Interprétation des objets géographiques et paysages: un projet d’orientation

La vie est-elle un long fleuve tranquille ? Les fleuves en réalité sont des enfants excités, capricieux, tour à tour se gonflant et s’épuisant, sortant parfois de leur lit, etc. Le canal lui, bien bridé et bien sage, serait une métaphore plus appropriée pour une trajectoire de vie sans encombre, voire frôlant la monotonie. Celle de Mr Pauilhac semble en être. En caricature du riche entrepreneur, sa croisière à lui semble toute tracée : en amont, ressources assurées (par la famille ?) permettant la constance du débit du canal, puis un cours d’eau (à sens unique donc) calme et sûr, lent et toujours en eau. Guère d’embranchement apparent (malgré la richesse de la carte des voies navigables françaises), ni de place pour la manœuvre. Reste tout de même la possibilité de doubler, de s’arrêter ou d’un petit coup d’accélérateur, ainsi que celle (en l’occurrence issue de la dernière) d’un accroc : la pénichette incontrôlable en travers du canal, augure d’un échec (l’impossibilité pour une fois d’acheter son désir, l’amour de Justine).

C’est encore une fois cette dernière qui apporte le premier signe de liberté, descendant du navire au cours d’une dispute avec Albin, son mari, préférant la marche au laisser-aller de la péniche, et les chemins au canal.

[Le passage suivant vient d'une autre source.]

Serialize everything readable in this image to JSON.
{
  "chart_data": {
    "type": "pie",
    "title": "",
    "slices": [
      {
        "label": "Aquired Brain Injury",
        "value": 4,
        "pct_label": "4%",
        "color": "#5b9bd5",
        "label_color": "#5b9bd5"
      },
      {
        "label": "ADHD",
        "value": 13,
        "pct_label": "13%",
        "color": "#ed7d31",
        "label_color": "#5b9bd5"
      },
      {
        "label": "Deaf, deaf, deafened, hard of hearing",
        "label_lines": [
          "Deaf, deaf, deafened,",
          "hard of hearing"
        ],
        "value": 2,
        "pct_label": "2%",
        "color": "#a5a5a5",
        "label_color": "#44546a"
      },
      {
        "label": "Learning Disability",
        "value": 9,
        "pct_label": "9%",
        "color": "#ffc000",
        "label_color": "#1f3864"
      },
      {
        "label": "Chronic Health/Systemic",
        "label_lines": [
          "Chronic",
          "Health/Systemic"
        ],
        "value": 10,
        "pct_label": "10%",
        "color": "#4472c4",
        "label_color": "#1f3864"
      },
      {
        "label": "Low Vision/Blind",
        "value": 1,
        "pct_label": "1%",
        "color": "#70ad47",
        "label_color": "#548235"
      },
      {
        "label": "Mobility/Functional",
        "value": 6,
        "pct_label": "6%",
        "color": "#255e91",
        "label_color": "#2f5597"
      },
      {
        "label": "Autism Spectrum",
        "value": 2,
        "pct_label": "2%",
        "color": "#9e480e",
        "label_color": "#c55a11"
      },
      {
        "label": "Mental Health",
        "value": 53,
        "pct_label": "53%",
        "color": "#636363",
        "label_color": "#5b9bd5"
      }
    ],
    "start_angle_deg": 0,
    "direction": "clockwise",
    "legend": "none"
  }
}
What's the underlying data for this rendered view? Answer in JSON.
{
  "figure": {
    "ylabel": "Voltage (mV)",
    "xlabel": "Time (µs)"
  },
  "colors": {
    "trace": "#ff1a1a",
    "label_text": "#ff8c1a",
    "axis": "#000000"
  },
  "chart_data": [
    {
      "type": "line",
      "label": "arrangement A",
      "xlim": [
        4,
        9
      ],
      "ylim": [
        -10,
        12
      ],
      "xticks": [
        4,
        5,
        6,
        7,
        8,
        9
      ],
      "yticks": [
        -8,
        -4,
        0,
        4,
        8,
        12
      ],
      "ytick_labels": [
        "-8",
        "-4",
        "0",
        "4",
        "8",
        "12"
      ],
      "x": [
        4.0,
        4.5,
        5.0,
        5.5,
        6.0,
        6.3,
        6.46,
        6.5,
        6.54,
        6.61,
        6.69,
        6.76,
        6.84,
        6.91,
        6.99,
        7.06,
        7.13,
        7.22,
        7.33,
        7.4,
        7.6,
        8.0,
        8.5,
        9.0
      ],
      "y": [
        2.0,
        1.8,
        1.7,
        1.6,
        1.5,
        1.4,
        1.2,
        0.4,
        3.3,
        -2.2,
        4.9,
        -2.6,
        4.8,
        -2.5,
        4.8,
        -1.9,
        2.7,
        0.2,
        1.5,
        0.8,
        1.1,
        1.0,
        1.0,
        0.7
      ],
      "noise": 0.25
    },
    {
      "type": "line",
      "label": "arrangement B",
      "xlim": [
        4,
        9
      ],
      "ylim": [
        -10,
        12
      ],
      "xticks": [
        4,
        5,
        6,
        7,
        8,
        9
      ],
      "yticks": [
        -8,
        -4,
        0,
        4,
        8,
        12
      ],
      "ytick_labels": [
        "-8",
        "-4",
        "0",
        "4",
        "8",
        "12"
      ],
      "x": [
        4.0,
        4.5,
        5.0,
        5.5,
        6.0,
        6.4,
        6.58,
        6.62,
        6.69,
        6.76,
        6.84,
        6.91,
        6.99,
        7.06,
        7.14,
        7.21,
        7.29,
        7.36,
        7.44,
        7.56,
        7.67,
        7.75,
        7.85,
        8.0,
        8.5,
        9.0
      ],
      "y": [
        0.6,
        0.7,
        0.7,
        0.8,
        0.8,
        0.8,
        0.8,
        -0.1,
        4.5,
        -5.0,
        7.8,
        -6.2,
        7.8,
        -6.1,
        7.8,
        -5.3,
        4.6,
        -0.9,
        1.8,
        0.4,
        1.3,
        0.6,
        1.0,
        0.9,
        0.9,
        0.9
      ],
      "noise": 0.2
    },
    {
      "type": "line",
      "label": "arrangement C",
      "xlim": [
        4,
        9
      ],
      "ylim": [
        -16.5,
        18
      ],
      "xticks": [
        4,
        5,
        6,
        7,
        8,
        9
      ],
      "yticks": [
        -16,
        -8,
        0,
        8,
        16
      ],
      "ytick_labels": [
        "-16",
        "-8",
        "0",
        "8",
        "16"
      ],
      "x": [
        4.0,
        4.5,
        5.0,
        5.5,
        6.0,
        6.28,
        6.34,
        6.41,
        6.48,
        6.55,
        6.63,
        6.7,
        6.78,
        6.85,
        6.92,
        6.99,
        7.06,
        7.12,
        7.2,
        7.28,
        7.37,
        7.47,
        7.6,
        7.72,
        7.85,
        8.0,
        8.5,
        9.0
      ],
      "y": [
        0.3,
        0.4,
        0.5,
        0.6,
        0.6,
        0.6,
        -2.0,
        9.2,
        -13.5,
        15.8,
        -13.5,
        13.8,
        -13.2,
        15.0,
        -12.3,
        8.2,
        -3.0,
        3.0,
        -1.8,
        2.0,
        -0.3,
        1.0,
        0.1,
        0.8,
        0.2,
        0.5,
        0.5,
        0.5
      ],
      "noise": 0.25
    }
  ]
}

Ces derniers ont en effet l’avantage de posséder des croisements, figurant la possibilité de choix multiples, et derrière ces choix une singularité. Reprenant la métaphore classique du chemin de vie (ne parle-t-on pas de conseiller d’orientation ?), le réalisateur place Justine indépendante face aux embranchements et sentiers, qu’elle préfère s’éloignant du cours d’eau. Mais les plus libres sont encore la bande d’adolescents qui, paraissant absurdes en voilier sur le canal, prennent finalement la mer et l’horizon des possibles qu’elle représente. L’espace à découvrir, à conquérir, s’offre encore à la jeunesse qui ne se cantonne pas aux voies de déplacement traditionnelles, plus ou moins refermées sur elles-mêmes, et ose l’inattendu.

 

 

L’éloge de la langueur, d’un défi cinématographique à une poésie au rythme propre 

Pourtant, la lenteur du canal et ce qu’elle a déteint sur le film a été attaquée dans les critiques cinématographiques. Le fil de l’eau est un prétexte à la nonchalance, tout cela « manque de rythme ». Or quoi de plus rythmé qu’un canal régulièrement ponctué par des écluses ? Celui-ci est d’ailleurs structuré de manière classique : les biefs (secteur entre deux écluses) forment chacun un petit monde, une unité de sens, un chapitre en somme. Et il s’agit là même du motif qui a inspiré l’œuvre : Podalydès avoue avoir eu l’envie de filmer sur un canal avant même d’avoir l’idée du scénario ; le décor lent et répétitif devient un défi cinématographique, une contrainte productive qu’il s’agit d’exploiter. Alors, l’allure de la pénichette (6 km/h maximum sur les canaux afin de ne pas éroder les berges, soit la vitesse d’un piéton) n’est pas tant une lenteur qu’un éloge de la langueur. Le canal plutôt que l’autoroute : loin de la précipitation du monde économique, mais aussi de la trépidation que l’on croit indispensable à la comédie, Podalydès montre, dans un monde et dans un cinéma qui accélèrent, que l’on peut rire et se divertir sans courir après le temps. Ainsi la « petite » vadrouille raisonne modestement avec la grande, celle avec De Funès et Bourvil : Podalydès n’a pas la prétention de rivaliser avec Gérard Oury, mais le décalage engendre une poésie visuelle et sonore que viennent soutenir l’audace de l’indolence (apparente) et une bande sonore efficace.